За толстой дверью подъезда было прохладно. Пахло кошками и темной сыростью. Но чем выше я поднималась по каменным истонченным от времени ступеням, тем ощутимей становился бодрый, упоительно роскошный запах кофе, волнами плывший с площадки последнего этажа, из квартиры Анны Александровны. Этот запах, словно прелестная кокетливая француженка, на миг утреннего визита беззаботно раскинувшаяся в креслах, одним своим мимолетным присутствием будил если не надежды, то мудрую безмятежность, и если не вооружал против грядущих волнений, то отстранял небрежным жестом на приличествующее им место.

Разглядеть Валентину во тьме коридора не удалось, и как Данте за тенью Вергилия, я шла за ней следом во мраке, пока она не повернула за угол и мы не оказались перед открытой дверью комнаты ее покойной бабушки. Оттуда-то и доносился кофейный аромат.

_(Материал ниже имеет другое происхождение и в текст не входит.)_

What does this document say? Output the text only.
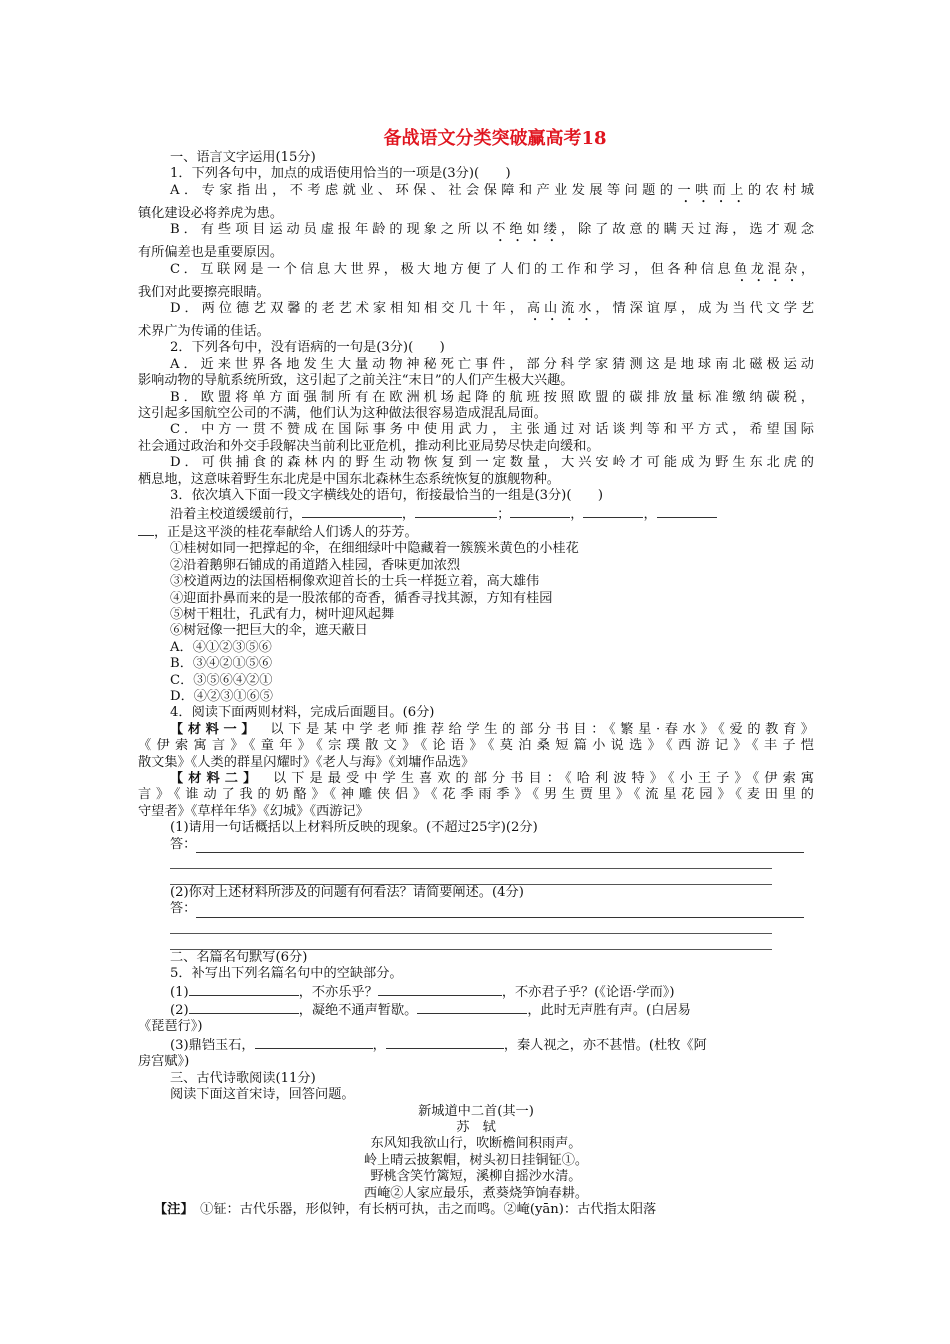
备战语文分类突破赢高考18
一、语言文字运用(15分)
1．下列各句中，加点的成语使用恰当的一项是(3分)(　　)
A．专家指出，不考虑就业、环保、社会保障和产业发展等问题的一哄而上的农村城
镇化建设必将养虎为患。
B．有些项目运动员虚报年龄的现象之所以不绝如缕，除了故意的瞒天过海，选才观念
有所偏差也是重要原因。
C．互联网是一个信息大世界，极大地方便了人们的工作和学习，但各种信息鱼龙混杂，
我们对此要擦亮眼睛。
D．两位德艺双馨的老艺术家相知相交几十年，高山流水，情深谊厚，成为当代文学艺
术界广为传诵的佳话。
2．下列各句中，没有语病的一句是(3分)(　　)
A．近来世界各地发生大量动物神秘死亡事件，部分科学家猜测这是地球南北磁极运动
影响动物的导航系统所致，这引起了之前关注“末日”的人们产生极大兴趣。
B．欧盟将单方面强制所有在欧洲机场起降的航班按照欧盟的碳排放量标准缴纳碳税，
这引起多国航空公司的不满，他们认为这种做法很容易造成混乱局面。
C．中方一贯不赞成在国际事务中使用武力，主张通过对话谈判等和平方式，希望国际
社会通过政治和外交手段解决当前利比亚危机，推动利比亚局势尽快走向缓和。
D．可供捕食的森林内的野生动物恢复到一定数量，大兴安岭才可能成为野生东北虎的
栖息地，这意味着野生东北虎是中国东北森林生态系统恢复的旗舰物种。
3．依次填入下面一段文字横线处的语句，衔接最恰当的一组是(3分)(　　)
沿着主校道缓缓前行，	，	；	，	，
，正是这平淡的桂花奉献给人们诱人的芬芳。
①桂树如同一把撑起的伞，在细细绿叶中隐藏着一簇簇米黄色的小桂花
②沿着鹅卵石铺成的甬道踏入桂园，香味更加浓烈
③校道两边的法国梧桐像欢迎首长的士兵一样挺立着，高大雄伟
④迎面扑鼻而来的是一股浓郁的奇香，循香寻找其源，方知有桂园
⑤树干粗壮，孔武有力，树叶迎风起舞
⑥树冠像一把巨大的伞，遮天蔽日
A．④①②③⑤⑥
B．③④②①⑤⑥
C．③⑤⑥④②①
D．④②③①⑥⑤
4．阅读下面两则材料，完成后面题目。(6分)
【材料一】　 以下是某中学老师推荐给学生的部分书目：《繁星·春水》《爱的教育》
《伊索寓言》《童年》《宗璞散文》《论语》《莫泊桑短篇小说选》《西游记》《丰子恺
散文集》《人类的群星闪耀时》《老人与海》《刘墉作品选》
【材料二】　 以下是最受中学生喜欢的部分书目：《哈利波特》《小王子》《伊索寓
言》《谁动了我的奶酪》《神雕侠侣》《花季雨季》《男生贾里》《流星花园》《麦田里的
守望者》《草样年华》《幻城》《西游记》
(1)请用一句话概括以上材料所反映的现象。(不超过25字)(2分)
答：
(2)你对上述材料所涉及的问题有何看法？请简要阐述。(4分)
答：
二、名篇名句默写(6分)
5．补写出下列名篇名句中的空缺部分。
(1)	，不亦乐乎？	，不亦君子乎？(《论语·学而》)
(2)	，凝绝不通声暂歇。	，此时无声胜有声。(白居易
《琵琶行》)
(3)鼎铛玉石，	，	，秦人视之，亦不甚惜。(杜牧《阿
房宫赋》)
三、古代诗歌阅读(11分)
阅读下面这首宋诗，回答问题。
新城道中二首(其一)
苏　轼
东风知我欲山行，吹断檐间积雨声。
岭上晴云披絮帽，树头初日挂铜钲①。
野桃含笑竹篱短，溪柳自摇沙水清。
西崦②人家应最乐，煮葵烧笋饷春耕。
【注】　 ①钲：古代乐器，形似钟，有长柄可执，击之而鸣。②崦(yān)：古代指太阳落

Окно, узкое и такое высокое, что его всегда было почти невозможно вымыть, теперь пропускало столько света, будто стекол не было вовсе. Видно, стремясь одолеть тоску, Валентина оттерла его смесью, изготовленной по старинному московскому рецепту — так, как с шаткой стремянки мыла некогда окна в библиотеке МГПИ, ныне — МПГУ. В комнате было чисто, светло и пусто. Мы присели на простые венские стулья у подоконника — из мебели остались только они, да железная кровать с сеткой. Окно, о котором позаботились в последний раз в его столетней жизни — перед тем, как чужие приезжие люди выдерут, выломают его из старой стены, сбросят с четвертого этажа и заменят стеклопакетом, — это окно позволяло заметить, что Валентина похудела на полпуда, не меньше, что глаз у нее дергается и что она только что покрасилась в оранжевый цвет. Все это делало ее похожей на неудачливую ведьму.